Robust Max Selection
Trung Dang, Zhiyi Huang
TL;DR
This work develops a robust model for algorithm design under adversarial corruption of input data and studies the problem of finding the uncorrupted maximum among $n$ elements with $k$ corrupted ones. It proves that outputs must contain the uncorrupted maximum and must include at least $\\min\\{n, 2k+1\\}$ elements, then provides tight deterministic and randomized results: a deterministic algorithm with $\\Theta(nk)$ query complexity and a matching lower bound, and a randomized two-stage algorithm with high probability success and $O(n + k\\,\\operatorname{polylog} k)$ queries, nearly matching the fundamental $\\Omega(n)$ lower bound for randomness.

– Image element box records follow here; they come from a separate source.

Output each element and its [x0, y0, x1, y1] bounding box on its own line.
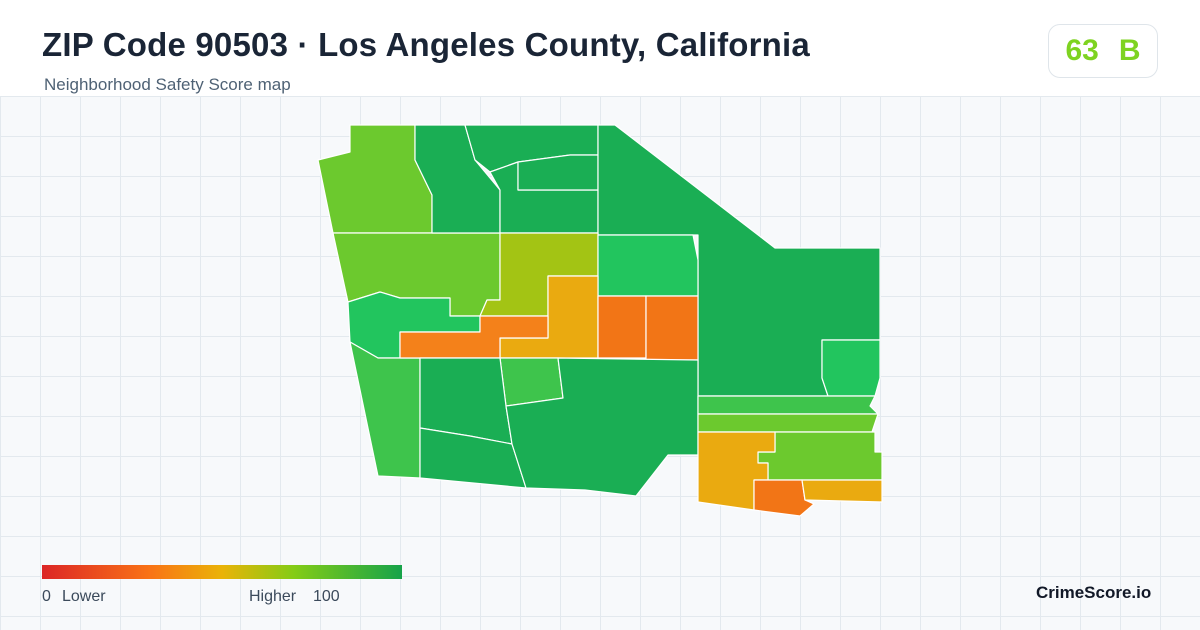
map-region[interactable]: [697, 413, 879, 433]
legend-color-scale: [42, 565, 402, 579]
map-region[interactable]: [697, 395, 879, 415]
map-region[interactable]: [645, 295, 699, 361]
page-subtitle: Neighborhood Safety Score map: [44, 75, 291, 94]
header-band: [0, 0, 1200, 96]
legend-min-label: Lower: [62, 588, 106, 605]
legend-max-value: 100: [313, 588, 340, 605]
map-region[interactable]: [801, 479, 883, 503]
map-region[interactable]: [697, 431, 776, 511]
map-region[interactable]: [757, 431, 883, 481]
brand-logo-text: CrimeScore.io: [1036, 583, 1152, 602]
score-grade: B: [1118, 34, 1141, 67]
score-value: 63: [1065, 34, 1099, 67]
page-title: ZIP Code 90503 · Los Angeles County, Cal…: [42, 26, 810, 63]
legend-max-label: Higher: [249, 588, 297, 605]
map-region[interactable]: [821, 339, 881, 397]
map-region[interactable]: [597, 295, 647, 359]
score-badge: 63 B: [1048, 24, 1158, 78]
map-region[interactable]: [349, 341, 421, 479]
map-region[interactable]: [517, 154, 599, 191]
map-region[interactable]: [597, 234, 699, 297]
legend-min-value: 0: [42, 588, 51, 605]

The results establish near-optimal trade-offs between output size and query complexity in the presence of adversarial input corruption and outline open directions for tightening bounds and extending to broader selection tasks. These findings advance robust algorithm design when data owners may act adversarially and comparisons yield unreliable information, with potential implications for distributed systems and fault-tolerant data processing.
Abstract
We introduce a new model to study algorithm design under unreliable information, and apply this model for the problem of finding the uncorrupted maximum element of a list containing $n$ elements, among which are $k$ corrupted elements. Under our model, algorithms can perform black-box comparison queries between any pair of elements. However, queries regarding corrupted elements may have arbitrary output. In particular, corrupted elements do not need to behave as any consistent values, and may introduce cycles in the elements' ordering. This imposes new challenges for designing correct algorithms under this setting. For example, one cannot simply output a single element, as it is impossible to distinguish elements of a list containing one corrupted and one uncorrupted element. To ensure correctness, algorithms under this setting must output a set to make sure the uncorrupted maximum element is included. We first show that any algorithm must output a set of size at least $\min\{n, 2k + 1\}$ to ensure that the uncorrupted maximum is contained in the output set. Restricted to algorithms whose output size is exactly $\min\{n, 2k + 1\}$, for deterministic algorithms, we show matching upper and lower bounds of $Θ(nk)$ comparison queries to produce a set of elements that contains the uncorrupted maximum. On the randomized side, we propose a 2-stage algorithm that, with high probability, uses $O(n + k \operatorname{polylog} k)$ comparison queries to find such a set, almost matching the $Ω(n)$ queries necessary for any randomized algorithm to obtain a constant probability of being correct.